Atre is an acclaimed author, and her books include DataBase: Structured Techniques for Design, Performance and Management and Business Intelligence Roadmap: The Complete Project Lifecycle for Decision-Support Applications.
She’s an accomplished speaker, addressing audiences in the USA, Canada, Europe, South America, Asia and Australia on business intelligence, data warehousing, data mining, customer relationship management (CRM) and database technology.
Hundreds of her articles have been published in trade publications over the years.
Mike Galbraith serves as the Chief Digital Innovation Officer (CDIO) at the U.S. Department of the Navy. In his career of 30 years, he has been an IT executive, CIO, digital transformation leader and delivery leader for Fortune 200 companies.

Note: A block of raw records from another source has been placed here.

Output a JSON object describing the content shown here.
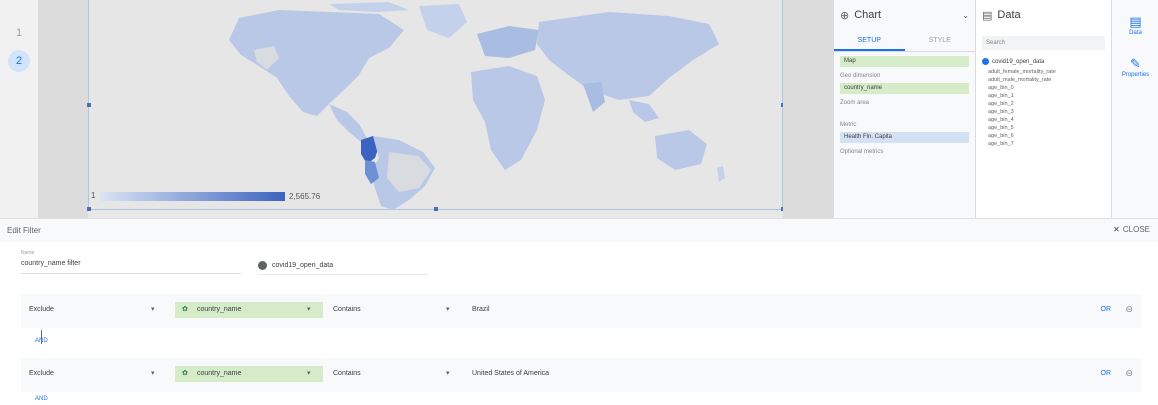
{
  "pages": [
    "1",
    "2"
  ],
  "map": {
    "legend_min": "1",
    "legend_max": "2,565.76",
    "highlighted_countries": [
      "Costa Rica",
      "Colombia",
      "Peru",
      "Ecuador"
    ]
  },
  "chart_panel": {
    "title": "Chart",
    "tabs": [
      "SETUP",
      "STYLE"
    ],
    "chart_type_chip": "Map",
    "geo_dimension_label": "Geo dimension",
    "geo_dimension_chip": "country_name",
    "zoom_area_label": "Zoom area",
    "metric_label": "Metric",
    "metric_chip": "Health Fin. Capita",
    "optional_metrics_label": "Optional metrics"
  },
  "data_panel": {
    "title": "Data",
    "search_placeholder": "Search",
    "source_name": "covid19_open_data",
    "fields": [
      "adult_female_mortality_rate",
      "adult_male_mortality_rate",
      "age_bin_0",
      "age_bin_1",
      "age_bin_2",
      "age_bin_3",
      "age_bin_4",
      "age_bin_5",
      "age_bin_6",
      "age_bin_7"
    ]
  },
  "rail": {
    "data_label": "Data",
    "properties_label": "Properties"
  },
  "edit_filter": {
    "title": "Edit Filter",
    "close_label": "CLOSE",
    "name_label": "Name",
    "name_value": "country_name filter",
    "data_source": "covid19_open_data",
    "clauses": [
      {
        "mode": "Exclude",
        "field": "country_name",
        "operator": "Contains",
        "value": "Brazil",
        "or_label": "OR"
      },
      {
        "mode": "Exclude",
        "field": "country_name",
        "operator": "Contains",
        "value": "United States of America",
        "or_label": "OR"
      }
    ],
    "and_labels": [
      "AND",
      "AND"
    ]
  },
  "colors": {
    "accent": "#1a73e8",
    "map_fill": "#b8c8e6",
    "map_highlight": "#3c63c0",
    "dimension_chip": "#d6ecc8",
    "metric_chip": "#d4e1f5"
  }
}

He’s an expert in global IT strategy, enterprise architecture, delivery and operations, digital transformation, ERP systems, IoT, big data and analytics.
His accomplishments include degrees in computer science, business administration and information management. He’s a Wharton School alum with executive leadership and corporate strategy certifications.
Ryan Wilson is Vice President of Technology at Signal Ventures LLC. An experienced data analyst, Ryan built dataflows, dashboards, and cards for over 20 companies as a Domo consultant with Build Intelligence.
He led a team of developers and consultants in maintaining over 3200 visualizations, 2400 datasets and 700 dataflows.